Настоящий собор всё ещё стоял там, укрытый иллюзией, его внешний вид сохранился в первоначальном виде шестнадцатого века, не запятнанный течением лет и неуклонным шествием Прогресса и Современности. Внешние камни не почернели от угольной копоти, как в величественных зданиях центра Лондона, и резьба не была изъедена кислотными дождями, как на викторианских фасадах в Йорке. Но это была не просто красивая груда каменной кладки — во многом он напоминал Хогвартс в миниатюре: отдельная магическая экосистема, сосредоточенная на территории в несколько акров, богатая историей и наследием, материальная демонстрация могущества волшебников. Маленькие золотые птички в зимнем саду были тому подтверждением — это были золотые сниджеты, вид, на который когда-то охотились практически до полного исчезновения, и хотя сегодня он охраняется законом, всё ещё считается редким и чрезвычайно ценным.

И однако каким-то образом в какой-то момент стяжательство Тома полностью испарилось. В нём больше не было зависти Нотту, к магическому образу жизни мальчика, к его бросающейся в глаза демонстрации магического богатства.

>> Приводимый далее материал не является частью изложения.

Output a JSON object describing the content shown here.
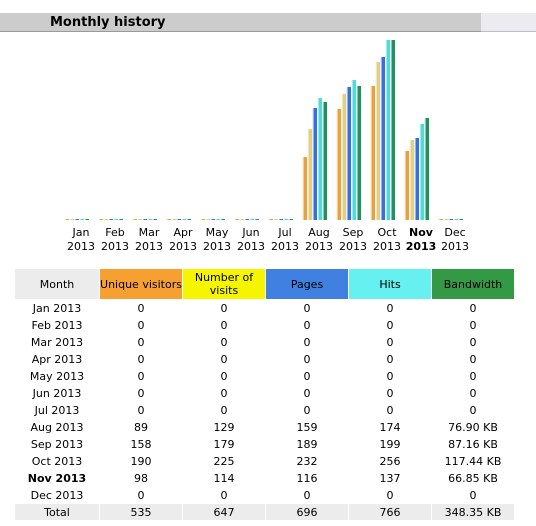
{
  "section": {
    "title": "Monthly history"
  },
  "columns": {
    "month": "Month",
    "unique_visitors": "Unique visitors",
    "visits": "Number of visits",
    "pages": "Pages",
    "hits": "Hits",
    "bandwidth": "Bandwidth"
  },
  "colors": {
    "unique_visitors": "#f5a030",
    "visits": "#f5f500",
    "pages": "#4080e0",
    "hits": "#66f0f0",
    "bandwidth": "#339944"
  },
  "rows": [
    {
      "month": "Jan 2013",
      "uv": "0",
      "visits": "0",
      "pages": "0",
      "hits": "0",
      "bw": "0"
    },
    {
      "month": "Feb 2013",
      "uv": "0",
      "visits": "0",
      "pages": "0",
      "hits": "0",
      "bw": "0"
    },
    {
      "month": "Mar 2013",
      "uv": "0",
      "visits": "0",
      "pages": "0",
      "hits": "0",
      "bw": "0"
    },
    {
      "month": "Apr 2013",
      "uv": "0",
      "visits": "0",
      "pages": "0",
      "hits": "0",
      "bw": "0"
    },
    {
      "month": "May 2013",
      "uv": "0",
      "visits": "0",
      "pages": "0",
      "hits": "0",
      "bw": "0"
    },
    {
      "month": "Jun 2013",
      "uv": "0",
      "visits": "0",
      "pages": "0",
      "hits": "0",
      "bw": "0"
    },
    {
      "month": "Jul 2013",
      "uv": "0",
      "visits": "0",
      "pages": "0",
      "hits": "0",
      "bw": "0"
    },
    {
      "month": "Aug 2013",
      "uv": "89",
      "visits": "129",
      "pages": "159",
      "hits": "174",
      "bw": "76.90 KB"
    },
    {
      "month": "Sep 2013",
      "uv": "158",
      "visits": "179",
      "pages": "189",
      "hits": "199",
      "bw": "87.16 KB"
    },
    {
      "month": "Oct 2013",
      "uv": "190",
      "visits": "225",
      "pages": "232",
      "hits": "256",
      "bw": "117.44 KB"
    },
    {
      "month": "Nov 2013",
      "uv": "98",
      "visits": "114",
      "pages": "116",
      "hits": "137",
      "bw": "66.85 KB",
      "current": true
    },
    {
      "month": "Dec 2013",
      "uv": "0",
      "visits": "0",
      "pages": "0",
      "hits": "0",
      "bw": "0"
    }
  ],
  "total": {
    "label": "Total",
    "uv": "535",
    "visits": "647",
    "pages": "696",
    "hits": "766",
    "bw": "348.35 KB"
  },
  "chart_data": {
    "type": "bar",
    "categories": [
      {
        "month": "Jan",
        "year": "2013"
      },
      {
        "month": "Feb",
        "year": "2013"
      },
      {
        "month": "Mar",
        "year": "2013"
      },
      {
        "month": "Apr",
        "year": "2013"
      },
      {
        "month": "May",
        "year": "2013"
      },
      {
        "month": "Jun",
        "year": "2013"
      },
      {
        "month": "Jul",
        "year": "2013"
      },
      {
        "month": "Aug",
        "year": "2013"
      },
      {
        "month": "Sep",
        "year": "2013"
      },
      {
        "month": "Oct",
        "year": "2013"
      },
      {
        "month": "Nov",
        "year": "2013",
        "current": true
      },
      {
        "month": "Dec",
        "year": "2013"
      }
    ],
    "series": [
      {
        "key": "uv",
        "color": "#e8a040",
        "values": [
          0,
          0,
          0,
          0,
          0,
          0,
          0,
          89,
          158,
          190,
          98,
          0
        ]
      },
      {
        "key": "visits",
        "color": "#e0d080",
        "values": [
          0,
          0,
          0,
          0,
          0,
          0,
          0,
          129,
          179,
          225,
          114,
          0
        ]
      },
      {
        "key": "pages",
        "color": "#3a6ed8",
        "values": [
          0,
          0,
          0,
          0,
          0,
          0,
          0,
          159,
          189,
          232,
          116,
          0
        ]
      },
      {
        "key": "hits",
        "color": "#55d8d8",
        "values": [
          0,
          0,
          0,
          0,
          0,
          0,
          0,
          174,
          199,
          256,
          137,
          0
        ]
      },
      {
        "key": "bandwidth",
        "color": "#229060",
        "values": [
          0,
          0,
          0,
          0,
          0,
          0,
          0,
          76.9,
          87.16,
          117.44,
          66.85,
          0
        ]
      }
    ],
    "unit_bandwidth": "KB",
    "legend": "none",
    "grid": false
  }
}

Том аппарировал на кладбище Литтл-Хэнглтона, что было очень далеко и от дома, и от деревни, чтобы никто не заметил звук, размышляя о важности перемены его мнения. Он проскользнул в свою комнату, расстёгивая плащ и мантию и заперев их в своём сундуке, всё ещё пытаясь сделать твёрдый вывод. Должен был быть один, Том не верил в таинственность.

Вот что стало его выводом:

Богатство и материальное имущество не были выдающимися. Это были ресурсы, которые ставили тех, у кого они были, выше тех, у кого их не было, но они не наделяли своих владельцев какими-либо врождёнными качествами. Деньги Мэри Риддл не делали её заслуживающей внимания личностью, так же как Аннис Нотт не была особенной, потому что жила в сказочном замке, наполненном волшебными певчими птицами, скорее всего выкраденными браконьерами из заповедника.

Необходимые условия, чтобы быть Особенным, были гораздо более строгими.

Связь, которую Том делил с Гермионой, соответствовала требованиям Особости, но этого и стоило бы ожидать от двух Особенных людей. Том считал Гермиону привлекательной во всех самых основополагающих вещах, и было подтверждено, что Гермиона чувствует к нему то же самое, иначе его поцелуй в щёку поставил бы крест на этом конкретном направлении исследований.

События дня показали Тому ясный пример, чем является поцелуй между двумя людьми, и ему… недоставало сущности, он был пустым и поверхностным. В воспоминаниях отца Тому был представлен спектакль однобокой «любви» его матери. Это был убедительный аргумент в пользу того, что её смерть отвечала интересам и Тома, и его отца. В отличие от него, отношение Тома к Гермионе было осмысленным, основанным на более значимых вещах, чем социальные обязательства или низменные аппетиты.

Он изучал совет из книги, прокручивая слова «Onorare ed amare»{?}[(лат.) честь и любовь] снова и снова в своей голове, пытаясь вычленить их точное значение. Из того, что он узнал сегодня, это был теоретический идеал, которого достигали немногие. Это был разительный контраст с честью без любви Аннис Нотт и любовью без чести Меропы Гонт.

Ну, как нынешние поколения учились у прошлых, так же и дети превосходили своих родителей.

Значит, было хорошо, что Гермиона много лет назад предупредила его об опасностях экспериментов в одиночку.